Vestida de mar

Comparto con Borges, que Alfonsina nunca representó la excelencia de la lírica porteña

Dejando grabada su pequeña huella sobre la blanda arena que lame el mar, dice la canción, se fue Alfonsina Storni un 25 de octubre de 1938, hace pues ochenta años, adentrándose entre la espuma de Mar del Plata, en busca de poemas, como en sueños, vestida de mar. Una leyenda que, a ritmo de zamba argentina rimó Felix Luna, extrapolando metáforas y algunos versos de la propia escritora, a la elegía que musicó Ariel Ramírez. Una fábula poética que no se ajusta a la inmolación real de Storni pero que, en la voz de Mercedes Sosa, sigue brillando como una joya del folklore sudamericano clásico, o sea de todos los tiempos.

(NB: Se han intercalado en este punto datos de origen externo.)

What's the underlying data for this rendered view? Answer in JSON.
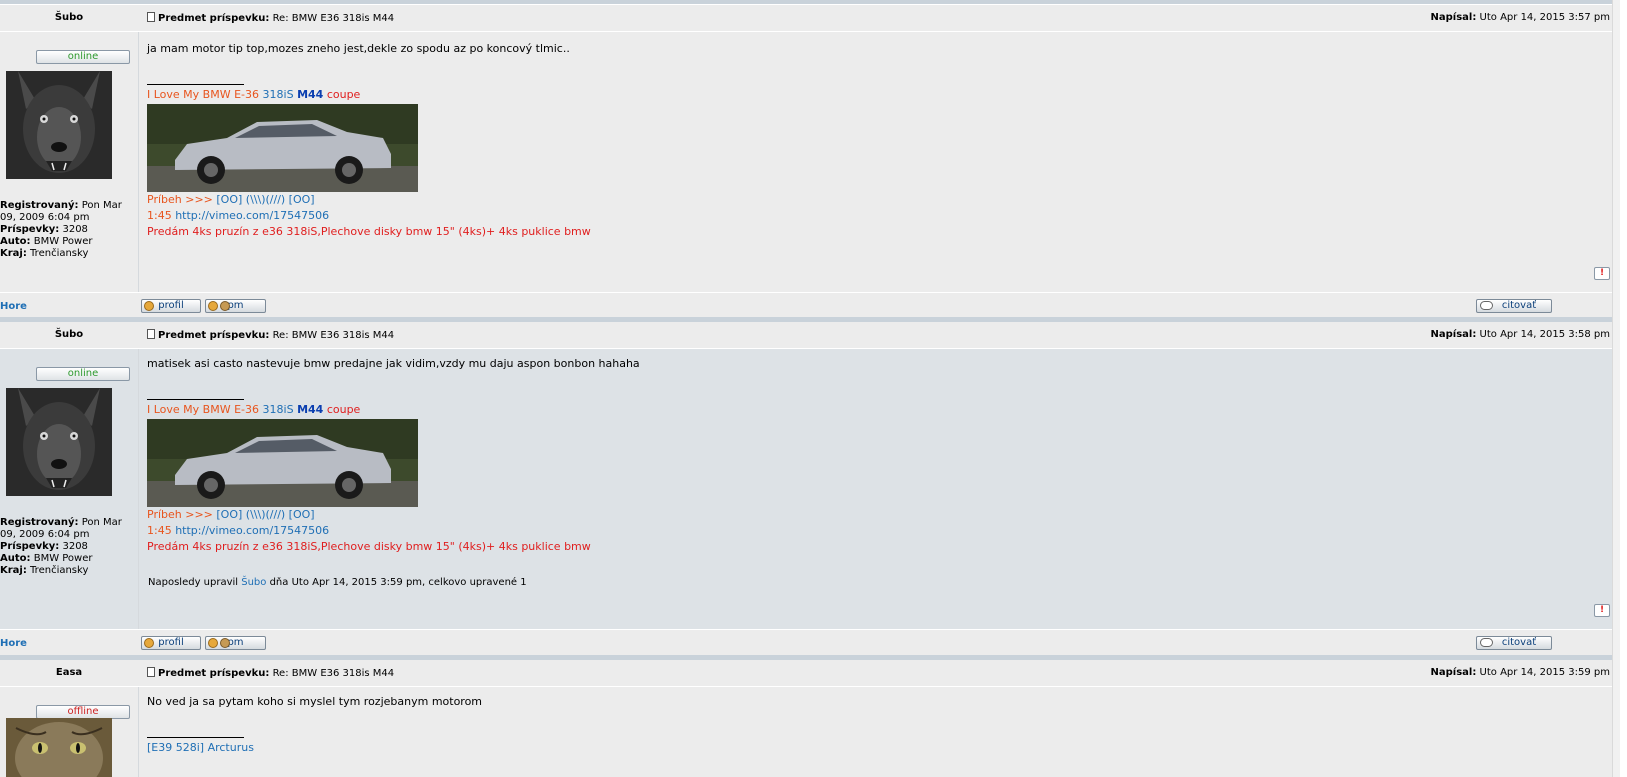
{
  "labels": {
    "subject_label": "Predmet príspevku:",
    "posted_label": "Napísal:",
    "registered_label": "Registrovaný:",
    "posts_label": "Príspevky:",
    "car_label": "Auto:",
    "region_label": "Kraj:",
    "top_link": "Hore",
    "profile_btn": "profil",
    "pm_btn": "pm",
    "quote_btn": "citovať",
    "report_icon": "!"
  },
  "posts": [
    {
      "author": "Šubo",
      "status": "online",
      "subject": "Re: BMW E36 318is M44",
      "posted": "Uto Apr 14, 2015 3:57 pm",
      "message": "ja mam motor tip top,mozes zneho jest,dekle zo spodu az po koncový tlmic..",
      "registered": "Pon Mar 09, 2009 6:04 pm",
      "post_count": "3208",
      "car": "BMW Power",
      "region": "Trenčiansky"
    },
    {
      "author": "Šubo",
      "status": "online",
      "subject": "Re: BMW E36 318is M44",
      "posted": "Uto Apr 14, 2015 3:58 pm",
      "message": "matisek asi casto nastevuje bmw predajne jak vidim,vzdy mu daju aspon bonbon hahaha",
      "registered": "Pon Mar 09, 2009 6:04 pm",
      "post_count": "3208",
      "car": "BMW Power",
      "region": "Trenčiansky",
      "edited_prefix": "Naposledy upravil ",
      "edited_user": "Šubo",
      "edited_suffix": " dňa Uto Apr 14, 2015 3:59 pm, celkovo upravené 1"
    },
    {
      "author": "Easa",
      "status": "offline",
      "subject": "Re: BMW E36 318is M44",
      "posted": "Uto Apr 14, 2015 3:59 pm",
      "message": "No ved ja sa pytam koho si myslel tym rozjebanym motorom",
      "signature_text": "[E39 528i] Arcturus"
    }
  ],
  "signature": {
    "love": "I Love My BMW E-36",
    "model": "318iS",
    "engine": "M44",
    "coupe": "coupe",
    "story_label": "Príbeh >>>",
    "story_links": "[OO] (\\\\\\)(///) [OO]",
    "video_time": "1:45",
    "video_url": "http://vimeo.com/17547506",
    "sale": "Predám 4ks pruzín z e36 318iS,Plechove disky bmw 15\" (4ks)+ 4ks puklice bmw"
  },
  "colors": {
    "row_light": "#ececec",
    "row_blue": "#dde2e6",
    "separator": "#c9d2da",
    "link": "#1f6fb5",
    "accent_orange": "#e8551e",
    "accent_red": "#e01e1e",
    "online_green": "#2e9a2e"
  }
}
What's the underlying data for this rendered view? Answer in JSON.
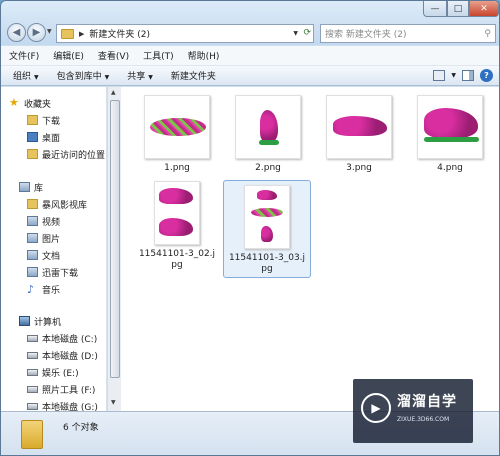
{
  "window": {
    "address": "新建文件夹 (2)",
    "search_placeholder": "搜索 新建文件夹 (2)"
  },
  "menu": [
    "文件(F)",
    "编辑(E)",
    "查看(V)",
    "工具(T)",
    "帮助(H)"
  ],
  "toolbar": [
    "组织",
    "包含到库中",
    "共享",
    "新建文件夹"
  ],
  "sidebar": {
    "favorites_label": "收藏夹",
    "favorites": [
      "下载",
      "桌面",
      "最近访问的位置"
    ],
    "libraries_label": "库",
    "libraries": [
      "暴风影视库",
      "视频",
      "图片",
      "文档",
      "迅雷下载",
      "音乐"
    ],
    "computer_label": "计算机",
    "drives": [
      "本地磁盘 (C:)",
      "本地磁盘 (D:)",
      "娱乐 (E:)",
      "照片工具 (F:)",
      "本地磁盘 (G:)"
    ]
  },
  "files": [
    {
      "name": "1.png"
    },
    {
      "name": "2.png"
    },
    {
      "name": "3.png"
    },
    {
      "name": "4.png"
    },
    {
      "name": "11541101-3_02.jpg",
      "line1": "11541101-3_02.j",
      "line2": "pg"
    },
    {
      "name": "11541101-3_03.jpg",
      "line1": "11541101-3_03.j",
      "line2": "pg",
      "selected": true
    }
  ],
  "status": {
    "count_text": "6 个对象"
  },
  "watermark": {
    "title": "溜溜自学",
    "subtitle": "ZIXUE.3D66.COM"
  }
}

Quien no la haya disfrutado, no haya saboreado aún esa composición mágica que ofrece entre sus versos una atmósfera de imágenes sonoras, un relato sensorial que incrusta en la memoria afectiva aquel sendero de algas y corales por el que Alfonsina, aupada por sirenitas y rondada por caballos marinos, se va para no volver más, que no espere, que no deje de regocijarse con esa poderosa combinación armónica, inductora de sentires encontrados que a la vez seducen, afligen, emocionan y honran el arte y, por tanto, la vida. Tal es la propuesta de mi escueto homenaje de hoy, tras ocho décadas de su adiós, a la Alfonsina luchadora, sindicalista y pionera del incipiente feminismo argentino, madre soltera y zaherida en una sociedad intoxicada por la hipocresía amatoria. Solitaria y descreída de la hospitalidad literaria de las nuevas generaciones de escritores bonaerenses, ávidos por reinventar el eterno regreso a la Verdad inaprensible o prestos a desterrar la vana Retórica básica o abolir los signos de puntuación, en vez de esforzarse en ingeniar nuevos signos expresivos, como alguna vez lamentó J.L. Borges. Comparto con él, con Borges, que Alfonsina nunca representó la excelencia de la lírica porteña, aunque sin duda habría gozado con la eufonía que plasma su despedida y le habría conmovido, como a mí, la diáfana dignidad por lograr su autosuficiencia, de su adiós impotente, tras años de lucha con una pupa viva que le comió el seno y la razón entre dolores inmunes a la morfina. De su aplomo para descender, como Orfeo, a las profundidades infernales, sin más arma ni protección que su ternura talentosa, con la que, y en eso la leyenda acaso dejaría de ser alegórica, sin duda encandiló a todos los habitantes de los fondos marinos, aliviada, como dormida, vestida de mar.